The company just added three new patents to the eight it already had around its AI system. Two of the patents are for ways for Giuseppe to pull new knowledge out of food data in relation to scent, Pichara said. The third translates that information into something more easily understood by flavor houses and directly connects NotCo to those companies, he said.
Adding a scent dimension to product formulations is important. After all, scent plays a large role in taste, and has been relied upon by some companies to supply the entire sensation of flavor. Scents can attract a consumer to a product — or make them want to try something else, Pichara said. And through the product manufacturing process, natural scents are often lost, he said.
Pichara said the importance of scent isn’t just for products like meat analogs that are associated with definitive smells. It’s also important to some of the products NotCo makes that don’t necessarily have distinctive smells, like NotMilk and its Latin American NotMayo, he said.
With this new data, Pichara said, NotCo was able to more quickly design, prototype and get to market its NotChicken product, which launched last year in Brazil, Mexico, Argentina and Chile. And Giuseppe makes things much faster from an R&D standpoint, Pichara said. The system quickly recommends what would work best from a texture, flavor and scent perspective, he said. And Giuseppe can also help NotCo’s product formulators see availability of the ingredients it is recommending, helping to figure out how to make a product that is scalable.

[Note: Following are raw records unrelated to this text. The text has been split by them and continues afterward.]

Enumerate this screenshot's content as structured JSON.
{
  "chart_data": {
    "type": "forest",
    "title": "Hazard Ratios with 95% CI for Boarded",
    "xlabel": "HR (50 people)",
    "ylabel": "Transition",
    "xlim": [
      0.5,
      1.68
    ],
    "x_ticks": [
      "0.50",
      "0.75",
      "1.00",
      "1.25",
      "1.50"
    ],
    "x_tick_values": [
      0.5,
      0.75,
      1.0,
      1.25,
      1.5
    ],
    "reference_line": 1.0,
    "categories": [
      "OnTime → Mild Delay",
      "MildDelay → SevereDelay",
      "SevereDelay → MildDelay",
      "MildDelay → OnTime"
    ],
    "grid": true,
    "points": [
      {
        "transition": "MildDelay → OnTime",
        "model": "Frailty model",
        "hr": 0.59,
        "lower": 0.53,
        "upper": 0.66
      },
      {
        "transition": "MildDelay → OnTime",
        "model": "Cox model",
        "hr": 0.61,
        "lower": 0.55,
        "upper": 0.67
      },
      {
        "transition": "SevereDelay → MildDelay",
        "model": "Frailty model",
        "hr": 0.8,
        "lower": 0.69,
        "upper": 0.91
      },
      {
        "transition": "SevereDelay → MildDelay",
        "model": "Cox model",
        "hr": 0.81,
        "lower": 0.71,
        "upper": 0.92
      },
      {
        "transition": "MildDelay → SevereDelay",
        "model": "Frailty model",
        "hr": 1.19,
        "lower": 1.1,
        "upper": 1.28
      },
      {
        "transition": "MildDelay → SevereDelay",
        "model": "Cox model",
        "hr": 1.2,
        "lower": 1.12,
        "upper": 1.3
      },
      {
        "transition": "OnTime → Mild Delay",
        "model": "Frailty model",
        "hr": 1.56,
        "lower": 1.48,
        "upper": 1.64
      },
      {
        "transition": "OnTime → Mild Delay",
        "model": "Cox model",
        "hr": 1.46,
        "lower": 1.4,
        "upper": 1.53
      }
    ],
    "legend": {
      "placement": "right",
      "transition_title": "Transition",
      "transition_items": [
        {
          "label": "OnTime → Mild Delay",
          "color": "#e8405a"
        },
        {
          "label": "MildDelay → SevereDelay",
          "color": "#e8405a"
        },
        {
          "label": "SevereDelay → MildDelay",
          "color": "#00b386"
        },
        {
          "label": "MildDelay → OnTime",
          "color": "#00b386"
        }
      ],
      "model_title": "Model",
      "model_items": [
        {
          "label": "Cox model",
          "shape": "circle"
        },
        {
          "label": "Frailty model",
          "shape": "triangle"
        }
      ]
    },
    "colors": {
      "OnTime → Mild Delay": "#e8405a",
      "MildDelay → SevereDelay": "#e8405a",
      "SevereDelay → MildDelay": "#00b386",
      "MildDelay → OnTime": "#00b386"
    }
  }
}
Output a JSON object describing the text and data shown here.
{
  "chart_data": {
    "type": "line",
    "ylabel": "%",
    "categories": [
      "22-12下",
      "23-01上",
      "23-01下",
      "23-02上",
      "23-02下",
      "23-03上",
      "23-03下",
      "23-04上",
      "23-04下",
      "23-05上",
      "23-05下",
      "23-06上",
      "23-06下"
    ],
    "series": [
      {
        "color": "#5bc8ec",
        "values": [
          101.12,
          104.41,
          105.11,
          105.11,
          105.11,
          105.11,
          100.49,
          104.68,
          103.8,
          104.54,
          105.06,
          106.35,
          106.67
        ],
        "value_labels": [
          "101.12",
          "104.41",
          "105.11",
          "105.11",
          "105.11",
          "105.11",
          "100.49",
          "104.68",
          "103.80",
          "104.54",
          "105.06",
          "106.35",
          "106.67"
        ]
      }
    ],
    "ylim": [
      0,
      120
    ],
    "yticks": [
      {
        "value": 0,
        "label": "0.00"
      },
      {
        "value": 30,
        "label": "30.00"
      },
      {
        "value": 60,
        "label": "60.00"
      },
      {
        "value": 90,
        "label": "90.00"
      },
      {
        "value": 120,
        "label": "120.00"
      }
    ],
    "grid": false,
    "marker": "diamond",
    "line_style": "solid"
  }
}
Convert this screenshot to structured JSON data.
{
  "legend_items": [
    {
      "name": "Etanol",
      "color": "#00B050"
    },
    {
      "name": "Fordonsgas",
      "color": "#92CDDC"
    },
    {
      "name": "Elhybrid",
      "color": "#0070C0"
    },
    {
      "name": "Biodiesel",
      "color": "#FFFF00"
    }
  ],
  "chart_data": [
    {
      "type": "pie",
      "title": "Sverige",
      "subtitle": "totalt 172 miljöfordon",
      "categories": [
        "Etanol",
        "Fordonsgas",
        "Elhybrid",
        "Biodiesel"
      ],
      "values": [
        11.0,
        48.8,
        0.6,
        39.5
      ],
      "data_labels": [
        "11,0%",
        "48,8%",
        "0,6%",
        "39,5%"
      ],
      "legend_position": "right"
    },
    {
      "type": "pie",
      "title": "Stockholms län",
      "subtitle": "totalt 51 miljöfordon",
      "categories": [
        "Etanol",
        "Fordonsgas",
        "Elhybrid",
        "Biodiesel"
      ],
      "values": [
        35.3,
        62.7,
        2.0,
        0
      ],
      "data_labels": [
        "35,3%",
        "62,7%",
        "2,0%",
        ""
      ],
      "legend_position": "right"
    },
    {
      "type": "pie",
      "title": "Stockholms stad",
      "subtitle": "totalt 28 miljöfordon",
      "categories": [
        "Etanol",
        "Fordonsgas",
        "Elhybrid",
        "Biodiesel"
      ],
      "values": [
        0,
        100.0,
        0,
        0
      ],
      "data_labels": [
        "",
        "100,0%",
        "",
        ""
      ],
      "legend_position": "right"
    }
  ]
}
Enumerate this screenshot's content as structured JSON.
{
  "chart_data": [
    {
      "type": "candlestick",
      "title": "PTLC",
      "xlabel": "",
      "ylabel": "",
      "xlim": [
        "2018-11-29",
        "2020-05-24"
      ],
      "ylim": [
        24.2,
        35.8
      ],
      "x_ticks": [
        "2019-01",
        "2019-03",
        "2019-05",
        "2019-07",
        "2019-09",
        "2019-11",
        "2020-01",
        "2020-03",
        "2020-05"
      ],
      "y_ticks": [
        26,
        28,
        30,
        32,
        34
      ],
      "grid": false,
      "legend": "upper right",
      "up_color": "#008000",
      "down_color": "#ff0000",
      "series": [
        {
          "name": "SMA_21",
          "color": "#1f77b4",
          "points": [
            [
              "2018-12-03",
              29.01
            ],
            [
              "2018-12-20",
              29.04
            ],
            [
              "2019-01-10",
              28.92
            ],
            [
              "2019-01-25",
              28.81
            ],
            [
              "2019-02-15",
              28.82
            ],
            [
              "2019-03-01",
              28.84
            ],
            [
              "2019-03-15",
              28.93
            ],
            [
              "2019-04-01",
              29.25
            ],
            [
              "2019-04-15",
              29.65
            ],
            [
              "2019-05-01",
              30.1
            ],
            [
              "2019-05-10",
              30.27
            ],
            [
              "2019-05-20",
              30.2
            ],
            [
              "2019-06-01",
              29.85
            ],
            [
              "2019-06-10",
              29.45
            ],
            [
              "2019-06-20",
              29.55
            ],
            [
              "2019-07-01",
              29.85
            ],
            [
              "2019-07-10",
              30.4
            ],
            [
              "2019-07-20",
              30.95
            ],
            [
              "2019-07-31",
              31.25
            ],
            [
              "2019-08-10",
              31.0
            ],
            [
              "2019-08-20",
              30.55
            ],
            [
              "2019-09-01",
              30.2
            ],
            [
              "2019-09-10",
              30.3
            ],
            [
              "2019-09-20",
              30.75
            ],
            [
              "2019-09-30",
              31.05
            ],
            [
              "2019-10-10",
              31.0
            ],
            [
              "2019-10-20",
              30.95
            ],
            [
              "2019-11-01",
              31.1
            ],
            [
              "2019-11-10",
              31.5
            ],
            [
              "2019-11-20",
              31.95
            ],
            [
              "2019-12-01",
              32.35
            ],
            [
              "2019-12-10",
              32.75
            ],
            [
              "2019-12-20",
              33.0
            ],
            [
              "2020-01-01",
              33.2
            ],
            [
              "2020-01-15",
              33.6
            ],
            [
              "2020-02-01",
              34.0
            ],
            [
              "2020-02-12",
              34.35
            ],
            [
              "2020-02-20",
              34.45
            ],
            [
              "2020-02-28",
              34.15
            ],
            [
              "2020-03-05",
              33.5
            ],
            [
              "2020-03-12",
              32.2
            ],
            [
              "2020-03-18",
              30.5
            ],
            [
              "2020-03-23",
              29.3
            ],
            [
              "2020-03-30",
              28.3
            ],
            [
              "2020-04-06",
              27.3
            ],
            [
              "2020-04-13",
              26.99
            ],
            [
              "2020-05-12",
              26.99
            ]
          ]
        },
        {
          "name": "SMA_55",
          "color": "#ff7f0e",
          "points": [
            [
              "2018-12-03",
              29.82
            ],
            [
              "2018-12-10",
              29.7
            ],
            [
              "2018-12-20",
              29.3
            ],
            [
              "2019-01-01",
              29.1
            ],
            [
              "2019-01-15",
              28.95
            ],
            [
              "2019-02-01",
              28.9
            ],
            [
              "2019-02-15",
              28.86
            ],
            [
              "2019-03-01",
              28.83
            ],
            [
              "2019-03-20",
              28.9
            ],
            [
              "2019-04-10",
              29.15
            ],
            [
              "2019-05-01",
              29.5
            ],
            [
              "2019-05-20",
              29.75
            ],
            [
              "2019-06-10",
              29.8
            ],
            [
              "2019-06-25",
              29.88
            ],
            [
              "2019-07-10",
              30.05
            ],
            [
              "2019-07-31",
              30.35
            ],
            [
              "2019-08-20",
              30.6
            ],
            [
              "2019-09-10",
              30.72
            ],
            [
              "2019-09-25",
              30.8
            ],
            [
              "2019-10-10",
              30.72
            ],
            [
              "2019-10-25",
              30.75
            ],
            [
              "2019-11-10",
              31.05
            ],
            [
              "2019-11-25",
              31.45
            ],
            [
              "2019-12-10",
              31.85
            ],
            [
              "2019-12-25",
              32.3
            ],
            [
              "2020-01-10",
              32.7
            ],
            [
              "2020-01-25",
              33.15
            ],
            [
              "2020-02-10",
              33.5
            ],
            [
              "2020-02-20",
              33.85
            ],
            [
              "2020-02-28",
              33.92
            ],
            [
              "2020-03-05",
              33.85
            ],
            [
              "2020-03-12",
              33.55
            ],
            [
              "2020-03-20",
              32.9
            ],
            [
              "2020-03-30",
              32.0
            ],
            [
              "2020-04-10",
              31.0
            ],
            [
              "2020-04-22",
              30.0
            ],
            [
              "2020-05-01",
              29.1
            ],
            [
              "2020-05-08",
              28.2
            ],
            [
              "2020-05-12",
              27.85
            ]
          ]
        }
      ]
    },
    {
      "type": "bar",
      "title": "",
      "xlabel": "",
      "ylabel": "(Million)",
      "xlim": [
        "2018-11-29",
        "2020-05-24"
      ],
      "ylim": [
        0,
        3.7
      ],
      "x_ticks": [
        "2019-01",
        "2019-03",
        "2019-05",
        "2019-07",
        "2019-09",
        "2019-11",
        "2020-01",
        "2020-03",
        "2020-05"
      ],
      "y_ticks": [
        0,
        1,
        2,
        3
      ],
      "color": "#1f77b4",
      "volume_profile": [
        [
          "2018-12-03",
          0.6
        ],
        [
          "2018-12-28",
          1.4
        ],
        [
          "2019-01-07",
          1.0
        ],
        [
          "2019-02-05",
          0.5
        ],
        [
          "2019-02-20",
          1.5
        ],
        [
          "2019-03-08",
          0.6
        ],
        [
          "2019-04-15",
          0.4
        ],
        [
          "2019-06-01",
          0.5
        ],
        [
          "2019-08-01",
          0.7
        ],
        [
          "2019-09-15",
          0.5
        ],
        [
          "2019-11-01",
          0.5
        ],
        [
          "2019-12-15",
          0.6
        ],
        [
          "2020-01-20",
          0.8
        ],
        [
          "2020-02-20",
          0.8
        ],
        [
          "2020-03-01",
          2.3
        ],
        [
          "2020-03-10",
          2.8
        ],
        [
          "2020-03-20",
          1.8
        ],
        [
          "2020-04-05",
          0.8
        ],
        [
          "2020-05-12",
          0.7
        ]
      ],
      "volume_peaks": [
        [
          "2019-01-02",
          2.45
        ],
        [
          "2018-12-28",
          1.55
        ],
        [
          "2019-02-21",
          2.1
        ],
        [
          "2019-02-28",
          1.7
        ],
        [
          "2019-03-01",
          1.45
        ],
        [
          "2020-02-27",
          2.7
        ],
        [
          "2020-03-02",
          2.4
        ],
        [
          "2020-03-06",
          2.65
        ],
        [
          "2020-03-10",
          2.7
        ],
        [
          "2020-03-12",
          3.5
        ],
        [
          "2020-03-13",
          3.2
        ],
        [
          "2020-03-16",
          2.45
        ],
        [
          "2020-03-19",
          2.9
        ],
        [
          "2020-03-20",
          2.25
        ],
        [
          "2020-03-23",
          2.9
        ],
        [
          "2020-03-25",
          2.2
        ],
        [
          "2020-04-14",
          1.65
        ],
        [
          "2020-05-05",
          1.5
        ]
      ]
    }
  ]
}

“If you don’t have these capabilities, then you leave some of the [design] stages up to the trial-and-error, old-fashioned way of making things,” Pichara said. “…So with this system, that part of product creation is way faster.”
NotCo, which has a lifetime fundraising of total $363 million and has unicorn status with a valuation of more than $1 billion, has been active with its R&D and in forging new agreements. The data collected under these new patents will be used to make products under NotCo’s joint venture with Kraft Heinz, which was announced in February. Pichara said the first products should be available later this year.
“We execute and deliver very fast on every aspect. It’s what we are,” he said.
Pichara said the company has always had a core philosophy: It doesn’t have preconceived notions of what the ingredients in a product should be. Instead, he said, the company designs everything from scratch, listening only to the data in determining how to formulate. By doing things this way, he said, NotCo’s suggestions have surprised many long-time product formulators with decades of experience using thousands of flavors. But the AI system has worked well for product design, Pichara said, and these product formulators quickly see how data makes a difference.
“They struggle to find a solution that they know is kind of close to what they already have,” he said, giving an example of how others have traditionally done this kind of work. “You can spend weeks and months and fine tune that, and come up with a final result. But with our technology, they can solve that in a matter of few days.”